Ensemble E_A values of doubly labeled TAR DNA at three different τ_B under different reaction conditions are shown. (Column 1) E_A histogram before the addition of NC. (Column 2) E_A histogram after addition of 445 nM NC. (Column 3) E_A in the presence of 445 nM NC and 100 nM noncomplementary 12-N oligomer. (Column 4) E_A in the presence of 445 nM NC and 100 nM complementary 12-C oligomer. All experiments were performed at 2 mM Mg²⁺.

FIGURE 2

A summary of the reaction between doubly labeled TAR DNA and oligonucleotide 12-C at two concentrations is shown. The ensemble distributions of E_A were obtained at 2 mM Mg²⁺, 445 nM NC, and 10 nM 12-C (top) or 100 nM 12-C (bottom). At higher [12-C], the structure of TAR is shifted from Y states to bound states. The data are presented using τ_B = 10 ms.

FIGURE 3

(A–E) Ensemble E_A histograms (middle) and representative single-molecule E_A time trajectories (right) are shown for the reactions shown at left. All measurements were performed using donor-labeled TAR DNA and acceptor-labeled oligonucleotides in the presence of 445 nM NC and 2 mM Mg²⁺. The data are presented using τ_B = 50 ms.

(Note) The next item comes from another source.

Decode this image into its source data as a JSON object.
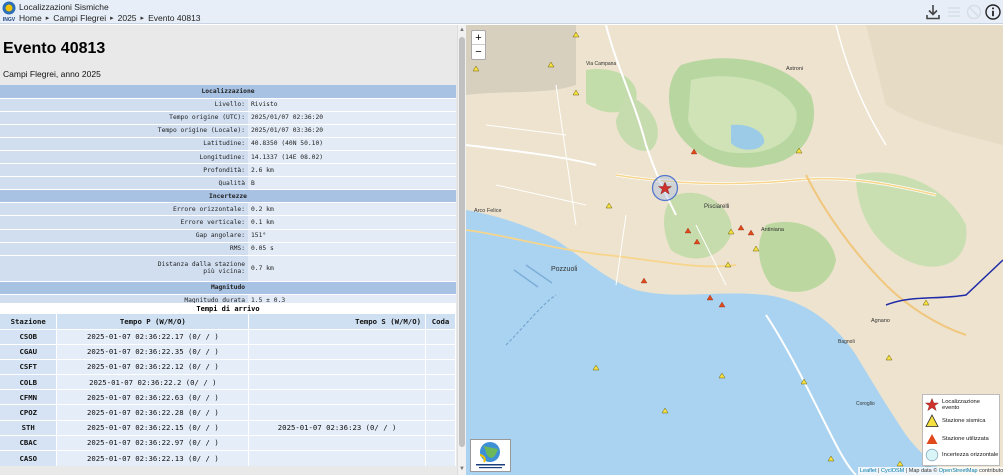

The oligonucleotides used are: (A) 10 nM A-27-A, (B) 10 nM A-24-B. The inset shows that no observable binding occurs in a minor population of the single molecules measured. (C) For 100 nM A-13-C, the distributions of E_A and the E_A trajectory exhibit reversibility. (D) Similar reversible binding was observed with A-14-D, and (E) 100 nM A13-N. No binding was observed for 100 nM A-13-N.

FIGURE 4

Kinetic curves for the annealing rates of the zipper mimic, A-27-A, versus the kissing mimic, A-24-B, with donor-labeled TAR DNA. These experiments were performed in the presence of 445 nM NC and 2 mM Mg²⁺. The oligonucleotide concentrations were 10 nM in both cases. Analogous reactions with inverted donor-labeled TAR DNA are also included in the figure.

FIGURE 5

(A) An ensemble E_A histogram is shown for the simultaneous reaction of A-27-A and A-24-B with donor-labeled TAR DNA at [Mg²⁺] = 2 mM and [NC] = 445 nM. The 〈E_A〉 of 0.92 is consistent with A-27-A binding. (B) An ensemble E_A histogram for the reaction of 23-A and A-24-B with donor-labeled TAR DNA under similar reaction conditions results in an 〈E_A〉 of 0.75, consistent with A-24-B binding. The data are presented using τ_B = 10 ms.